SPARC

SPARC (from Scalable Processor Architecture) is a RISC instruction set architecture (ISA) developed by Sun Microsystems and introduced in mid-1987.

SPARC is a registered trademark of SPARC International, Inc., an organization established in 1989 to promote the SPARC architecture, manage SPARC trademarks, and provide conformance testing. Implementations of the original 32-bit SPARC architecture were initially designed and used in Sun's Sun-4 workstation and server systems, replacing their earlier Sun-3 systems based on the Motorola 68000 family of processors. Later, SPARC processors were used in SMP and CC-NUMA servers produced by Sun Microsystems, Solbourne and Fujitsu, among others, and designed for 64-bit operation.

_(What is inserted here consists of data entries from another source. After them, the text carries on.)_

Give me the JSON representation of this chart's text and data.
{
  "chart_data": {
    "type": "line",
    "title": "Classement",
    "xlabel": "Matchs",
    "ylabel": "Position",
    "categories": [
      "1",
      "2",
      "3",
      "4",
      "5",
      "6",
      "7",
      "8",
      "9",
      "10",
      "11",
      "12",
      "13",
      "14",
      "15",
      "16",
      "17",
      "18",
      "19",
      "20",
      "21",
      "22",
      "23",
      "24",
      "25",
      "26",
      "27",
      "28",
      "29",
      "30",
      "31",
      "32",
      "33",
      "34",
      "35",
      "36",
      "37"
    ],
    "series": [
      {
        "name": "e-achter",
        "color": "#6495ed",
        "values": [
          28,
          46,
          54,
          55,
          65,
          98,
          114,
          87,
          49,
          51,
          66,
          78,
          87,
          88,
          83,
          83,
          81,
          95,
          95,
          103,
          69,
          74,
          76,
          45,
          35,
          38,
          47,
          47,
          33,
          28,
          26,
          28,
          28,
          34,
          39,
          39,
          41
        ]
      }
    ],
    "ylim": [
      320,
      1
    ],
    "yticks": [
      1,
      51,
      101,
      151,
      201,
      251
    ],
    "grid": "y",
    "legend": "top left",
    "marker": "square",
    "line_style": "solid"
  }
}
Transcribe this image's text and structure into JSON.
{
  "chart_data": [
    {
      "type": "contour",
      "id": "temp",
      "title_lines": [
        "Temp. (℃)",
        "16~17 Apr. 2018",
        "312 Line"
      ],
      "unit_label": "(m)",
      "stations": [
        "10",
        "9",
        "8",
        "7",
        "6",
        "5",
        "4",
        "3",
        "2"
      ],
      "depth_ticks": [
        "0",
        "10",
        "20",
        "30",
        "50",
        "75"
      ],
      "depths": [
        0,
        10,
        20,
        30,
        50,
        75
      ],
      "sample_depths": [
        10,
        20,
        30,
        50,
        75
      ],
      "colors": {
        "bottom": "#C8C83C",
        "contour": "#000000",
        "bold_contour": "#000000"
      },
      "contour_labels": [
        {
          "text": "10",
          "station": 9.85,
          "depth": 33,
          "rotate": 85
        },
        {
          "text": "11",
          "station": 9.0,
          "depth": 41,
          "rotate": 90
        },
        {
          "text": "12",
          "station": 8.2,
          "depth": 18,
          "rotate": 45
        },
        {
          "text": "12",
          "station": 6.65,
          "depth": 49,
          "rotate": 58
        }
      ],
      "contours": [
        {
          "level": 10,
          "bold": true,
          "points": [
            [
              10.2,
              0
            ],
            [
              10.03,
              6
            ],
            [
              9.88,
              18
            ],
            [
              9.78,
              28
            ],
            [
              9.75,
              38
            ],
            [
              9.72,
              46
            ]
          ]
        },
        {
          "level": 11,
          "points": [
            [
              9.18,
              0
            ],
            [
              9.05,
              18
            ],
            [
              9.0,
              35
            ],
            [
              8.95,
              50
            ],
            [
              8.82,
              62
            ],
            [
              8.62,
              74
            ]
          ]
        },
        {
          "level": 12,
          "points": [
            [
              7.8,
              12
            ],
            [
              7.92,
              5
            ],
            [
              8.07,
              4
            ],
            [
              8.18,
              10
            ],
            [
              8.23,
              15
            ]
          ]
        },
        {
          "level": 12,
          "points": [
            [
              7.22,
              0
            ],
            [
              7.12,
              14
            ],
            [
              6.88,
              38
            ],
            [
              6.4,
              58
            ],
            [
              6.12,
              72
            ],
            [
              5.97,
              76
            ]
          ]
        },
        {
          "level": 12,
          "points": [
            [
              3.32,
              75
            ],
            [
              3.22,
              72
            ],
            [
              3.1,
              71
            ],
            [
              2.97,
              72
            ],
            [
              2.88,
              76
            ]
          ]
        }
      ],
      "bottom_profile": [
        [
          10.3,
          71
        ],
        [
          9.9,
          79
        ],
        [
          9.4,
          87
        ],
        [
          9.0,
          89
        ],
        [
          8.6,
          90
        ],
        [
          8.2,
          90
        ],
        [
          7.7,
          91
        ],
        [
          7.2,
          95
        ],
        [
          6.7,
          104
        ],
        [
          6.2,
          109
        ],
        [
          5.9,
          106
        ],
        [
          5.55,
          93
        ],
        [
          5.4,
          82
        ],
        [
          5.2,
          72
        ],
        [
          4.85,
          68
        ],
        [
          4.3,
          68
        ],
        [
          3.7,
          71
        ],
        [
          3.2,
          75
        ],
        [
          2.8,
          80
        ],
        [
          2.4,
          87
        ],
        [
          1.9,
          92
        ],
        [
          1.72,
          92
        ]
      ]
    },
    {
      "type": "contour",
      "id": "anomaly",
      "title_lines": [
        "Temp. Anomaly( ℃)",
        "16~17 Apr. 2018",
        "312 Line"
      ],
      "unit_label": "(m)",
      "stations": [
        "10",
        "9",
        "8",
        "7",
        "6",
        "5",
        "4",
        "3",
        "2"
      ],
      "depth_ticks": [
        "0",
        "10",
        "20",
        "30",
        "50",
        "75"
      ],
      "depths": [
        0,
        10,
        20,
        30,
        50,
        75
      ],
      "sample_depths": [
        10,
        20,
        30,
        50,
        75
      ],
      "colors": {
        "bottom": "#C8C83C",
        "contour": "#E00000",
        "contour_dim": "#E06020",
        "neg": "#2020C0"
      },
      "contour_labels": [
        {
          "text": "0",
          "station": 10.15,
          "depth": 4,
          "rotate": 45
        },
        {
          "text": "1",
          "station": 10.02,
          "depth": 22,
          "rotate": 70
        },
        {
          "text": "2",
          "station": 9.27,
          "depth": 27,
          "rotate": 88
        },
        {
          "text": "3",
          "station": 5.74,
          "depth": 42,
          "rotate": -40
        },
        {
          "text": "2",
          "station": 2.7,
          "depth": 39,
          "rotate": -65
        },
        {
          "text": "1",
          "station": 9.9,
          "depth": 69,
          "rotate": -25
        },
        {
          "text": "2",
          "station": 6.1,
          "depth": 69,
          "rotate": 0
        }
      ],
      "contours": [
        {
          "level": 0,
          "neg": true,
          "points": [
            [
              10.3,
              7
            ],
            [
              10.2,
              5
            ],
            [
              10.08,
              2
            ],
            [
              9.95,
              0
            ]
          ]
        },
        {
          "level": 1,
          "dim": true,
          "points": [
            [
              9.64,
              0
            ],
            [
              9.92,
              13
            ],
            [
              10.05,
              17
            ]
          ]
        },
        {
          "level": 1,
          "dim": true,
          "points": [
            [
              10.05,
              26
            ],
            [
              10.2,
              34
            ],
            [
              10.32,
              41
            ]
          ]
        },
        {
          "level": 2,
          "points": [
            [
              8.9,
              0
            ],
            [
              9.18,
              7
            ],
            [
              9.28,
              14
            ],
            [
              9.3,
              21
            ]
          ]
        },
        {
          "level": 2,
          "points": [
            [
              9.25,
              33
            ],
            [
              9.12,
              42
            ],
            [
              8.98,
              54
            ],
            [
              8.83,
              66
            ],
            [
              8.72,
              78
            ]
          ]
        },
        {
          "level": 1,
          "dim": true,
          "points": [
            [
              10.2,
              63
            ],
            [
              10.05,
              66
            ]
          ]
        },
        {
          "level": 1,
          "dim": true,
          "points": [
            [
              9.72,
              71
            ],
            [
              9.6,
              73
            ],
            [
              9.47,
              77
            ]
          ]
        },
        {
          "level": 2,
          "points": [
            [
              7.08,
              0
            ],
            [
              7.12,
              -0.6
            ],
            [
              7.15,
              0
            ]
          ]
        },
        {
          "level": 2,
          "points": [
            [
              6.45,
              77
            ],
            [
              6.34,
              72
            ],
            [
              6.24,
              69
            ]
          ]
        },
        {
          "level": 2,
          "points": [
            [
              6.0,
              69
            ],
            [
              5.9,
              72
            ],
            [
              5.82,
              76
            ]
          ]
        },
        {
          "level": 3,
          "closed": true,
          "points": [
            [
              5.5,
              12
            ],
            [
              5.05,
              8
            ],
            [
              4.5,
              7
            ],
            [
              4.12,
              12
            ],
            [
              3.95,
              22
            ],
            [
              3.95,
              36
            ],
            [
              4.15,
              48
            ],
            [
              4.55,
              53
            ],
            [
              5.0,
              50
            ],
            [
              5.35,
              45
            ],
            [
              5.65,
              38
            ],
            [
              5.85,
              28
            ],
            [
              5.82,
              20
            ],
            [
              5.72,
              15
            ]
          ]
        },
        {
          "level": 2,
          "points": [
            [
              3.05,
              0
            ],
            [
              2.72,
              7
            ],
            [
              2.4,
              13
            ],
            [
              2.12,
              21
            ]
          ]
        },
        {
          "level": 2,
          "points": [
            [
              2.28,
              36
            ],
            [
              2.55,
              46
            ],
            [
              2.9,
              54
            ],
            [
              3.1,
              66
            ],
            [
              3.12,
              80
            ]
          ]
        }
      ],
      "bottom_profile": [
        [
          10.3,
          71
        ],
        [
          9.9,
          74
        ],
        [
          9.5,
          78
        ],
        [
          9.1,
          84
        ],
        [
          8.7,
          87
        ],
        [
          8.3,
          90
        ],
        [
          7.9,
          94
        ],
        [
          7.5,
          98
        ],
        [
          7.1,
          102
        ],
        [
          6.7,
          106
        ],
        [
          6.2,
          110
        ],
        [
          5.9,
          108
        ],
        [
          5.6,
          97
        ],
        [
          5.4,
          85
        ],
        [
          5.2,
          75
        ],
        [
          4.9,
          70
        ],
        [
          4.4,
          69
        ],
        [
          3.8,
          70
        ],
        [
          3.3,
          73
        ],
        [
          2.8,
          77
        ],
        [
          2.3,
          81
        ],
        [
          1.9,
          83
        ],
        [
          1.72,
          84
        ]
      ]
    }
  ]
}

SPARC International was intended to open the SPARC architecture to make a larger ecosystem for the design, which has been licensed to several manufacturers, including Texas Instruments, Atmel, Cypress Semiconductor, and Fujitsu. As a result of SPARC International, the SPARC architecture is fully open and non-proprietary.

In March 2006 the complete design of Sun Microsystems' UltraSPARC T1 microprocessor was released in open-source form at OpenSPARC.net and named the OpenSPARC T1. In 2007 the design of Sun's UltraSPARC T2 microprocessor was also released in open-source form as OpenSPARC T2.

The most recent commercial iterations of the SPARC processor design are the Fujitsu Laboratories Ltd.'s "Venus" 128 GFLOP SPARC64 VIIIfx introduced June 2009, which is used in the 8 petaFLOPS Japanese supercomputer "K computer", and the SPARC T4 introduced by Oracle Corporation in September 2011; both are 8 core devices running at 2.0GHz and over 2.5GHz respectively.

SPARC64 X was introduced in August 2012.